Bir ekonomide bilhassa ihracatın ithalatı karşılama düzeyi düşükse bir başka ifadeyle dış ticaret açığı söz konusu ise döviz fiyatlarındaki artış doğrudan doğruya ürün piyasalarını etkileyerek fiyatlarda dalgalanmaya yol açabilir. Burada şaşırtıcı olan, doğrudan doğruya ithal girdisi olmayan ya da dolaylı ve düşük düzeyde olan ürünlerde görülen fiyat artışlarıdır ki sebze ve meyvelerde, seracılık ürünlerinde görülen fiyat artışlarının anormal düzeylere çıkması bunun örneğidir.
Pazarda satılan ürünlerde yaşanan fiyat artışlarının sadece döviz fiyatlarında yaşanan dalgalanmayla açıklanması doğru olmadığına göre, sebeplerinin iyi analiz edilerek, alınacak tedbirlerin fiyatların ‘normal’ seyrinde tutulmasını sağlaması beklenen bir durumdur.
FİYATLAR NEDEN YÜKSEK?
Normal düzey nedir? Bunu belirlemek zor değildir. Bu konuda söz konusu ürünlere olan talep ile üretilen mahsul miktarı arasındaki ilişkinin, ekonominin en temel arz/talep dengesinin tespit edilmesi gereken ilk husustur. Diğerleri elbette enflasyon oranı, faiz seviyesi, maliyet ve kârlılık oranları gibi iktisadi göstergelerdir. Elbette bütün bunlar piyasa şartları içinde yani rekabetçi pazar ilişkileri içinde işleyen bir sektörde değerlendirilebilecek parametrelerdir.

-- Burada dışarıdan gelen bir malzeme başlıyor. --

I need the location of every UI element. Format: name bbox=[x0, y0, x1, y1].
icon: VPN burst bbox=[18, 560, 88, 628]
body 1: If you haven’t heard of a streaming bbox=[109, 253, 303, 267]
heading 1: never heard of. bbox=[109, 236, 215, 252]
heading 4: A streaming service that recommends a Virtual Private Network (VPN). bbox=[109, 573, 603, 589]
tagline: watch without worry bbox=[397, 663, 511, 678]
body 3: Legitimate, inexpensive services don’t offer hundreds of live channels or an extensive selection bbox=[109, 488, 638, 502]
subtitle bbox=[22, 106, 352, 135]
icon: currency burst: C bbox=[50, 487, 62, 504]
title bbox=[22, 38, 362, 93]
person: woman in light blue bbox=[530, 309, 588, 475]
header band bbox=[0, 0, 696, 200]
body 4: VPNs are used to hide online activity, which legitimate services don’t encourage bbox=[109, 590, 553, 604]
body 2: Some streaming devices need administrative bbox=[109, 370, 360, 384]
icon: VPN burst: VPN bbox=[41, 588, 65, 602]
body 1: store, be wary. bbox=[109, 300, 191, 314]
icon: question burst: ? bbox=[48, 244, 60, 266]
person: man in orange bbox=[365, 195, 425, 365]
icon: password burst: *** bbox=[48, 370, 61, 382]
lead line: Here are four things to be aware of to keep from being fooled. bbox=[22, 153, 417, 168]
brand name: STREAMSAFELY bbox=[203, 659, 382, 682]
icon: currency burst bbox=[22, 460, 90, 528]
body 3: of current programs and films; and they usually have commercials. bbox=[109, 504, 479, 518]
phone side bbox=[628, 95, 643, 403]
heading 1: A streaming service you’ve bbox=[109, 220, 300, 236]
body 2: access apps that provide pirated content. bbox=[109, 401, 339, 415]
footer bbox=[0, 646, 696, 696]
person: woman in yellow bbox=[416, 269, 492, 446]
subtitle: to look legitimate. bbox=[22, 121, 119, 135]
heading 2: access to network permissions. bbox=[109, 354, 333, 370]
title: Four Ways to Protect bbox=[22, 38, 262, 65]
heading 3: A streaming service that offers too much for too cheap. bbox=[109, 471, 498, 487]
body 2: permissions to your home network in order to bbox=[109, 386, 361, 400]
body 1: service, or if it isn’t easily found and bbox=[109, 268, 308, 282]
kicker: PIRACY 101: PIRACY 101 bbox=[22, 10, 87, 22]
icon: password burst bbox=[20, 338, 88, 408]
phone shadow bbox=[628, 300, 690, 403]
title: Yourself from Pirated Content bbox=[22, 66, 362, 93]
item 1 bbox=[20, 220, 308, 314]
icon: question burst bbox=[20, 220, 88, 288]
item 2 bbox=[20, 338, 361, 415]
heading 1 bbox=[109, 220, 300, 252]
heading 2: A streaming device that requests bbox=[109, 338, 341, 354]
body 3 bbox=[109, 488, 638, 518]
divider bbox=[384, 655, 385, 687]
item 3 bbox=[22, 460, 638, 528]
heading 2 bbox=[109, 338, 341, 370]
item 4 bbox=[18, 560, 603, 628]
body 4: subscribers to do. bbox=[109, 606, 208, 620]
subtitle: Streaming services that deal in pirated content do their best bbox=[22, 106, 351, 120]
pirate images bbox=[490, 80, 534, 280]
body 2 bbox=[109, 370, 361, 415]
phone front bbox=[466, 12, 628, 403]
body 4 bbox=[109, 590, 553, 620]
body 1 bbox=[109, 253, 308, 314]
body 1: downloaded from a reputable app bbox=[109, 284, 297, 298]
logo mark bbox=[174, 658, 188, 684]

O halde yeni soru şudur: Rekabetçi piyasa şartları ekonomide hangi sektörlerde ne düzeyde işlemektedir? Türkiye’nin yıllarca ‘emir-komuta ekonomisi’ denilen devletin ya doğrudan doğruya kendi sahibi olduğu şirketler (KİT) ya da devletle başka türlü bir bağımlılık ilişkisi olan özel şirketler vasıtasıyla hem fiyatları belirleyen hem hangi malların ne düzeylerde üretilmesi gerektiğini tayin eden, hatta kârlılık ve fiyat ilişkilerini de kontrol eden bir ekonomik düzene sahip olduğu bilinmektedir.
Bunu sık sık devletçi kapitalizm diye eleştirerek, üstelik bu modelin sürekli ülke kaynaklarının bağımlılık/sömürü mekanizmalarıyla dışarıya aktarıldığını ve ülkenin kalkınmasının önünü kestiğinin üzerinde durmaya çalışmaktayım ki böyle bir ekonomide piyasa ve rekabet şartlarının oluşması söz konusu bile değildir.
DÜZENLEYİCİ GÜÇ
Bu emir-komuta ekonomisini piyasa ekonomisine dönüştürme adımlarını atan Özal’ın bu yönde yaptığı reformların kolayca benimsenmediğini, esas itibarıyla da piyasa ekonomisini sürdürecek devletten özerk bir sivil toplumun bulunmadığı da zaman içinde ortaya çıkmıştır. Özelleştirmeler bunu yaratmadığı gibi bir başka çeşit rant transferi olarak ‘devletçi kapitalizmin’ başka bir formda devam etmesine yol açmıştır. Bu tablo esas sorunun ‘demokrasi’ yokluğu olduğunu ortaya koyacaktır. Devletin militer karargâhlardan yönetildiği, asker ve bürokratların kurumsal ilişkiler yoluyla bağımlı hale geldikleri ‘dünya sistemiyle’ kurduğu birlikte yaşama düzeni piyasaya da rekabete de kapalı bir ekonomiyi gerektirmektedir.
Kısaca demokrasi yoksa piyasa olamaz. Artık eski düzen değişmiştir. Peki, piyasa istediği malı istediği kârla, istediği fiyatlarla satmak demek midir? Piyasa demokratik devletin düzenleyici işlevine açık, rekabeti ortadan kaldırma eğilimlerine izin vermeyen bir sistemde mümkündür. Devlet seyirci değil, düzenleyici dengeleyici bir güçtür.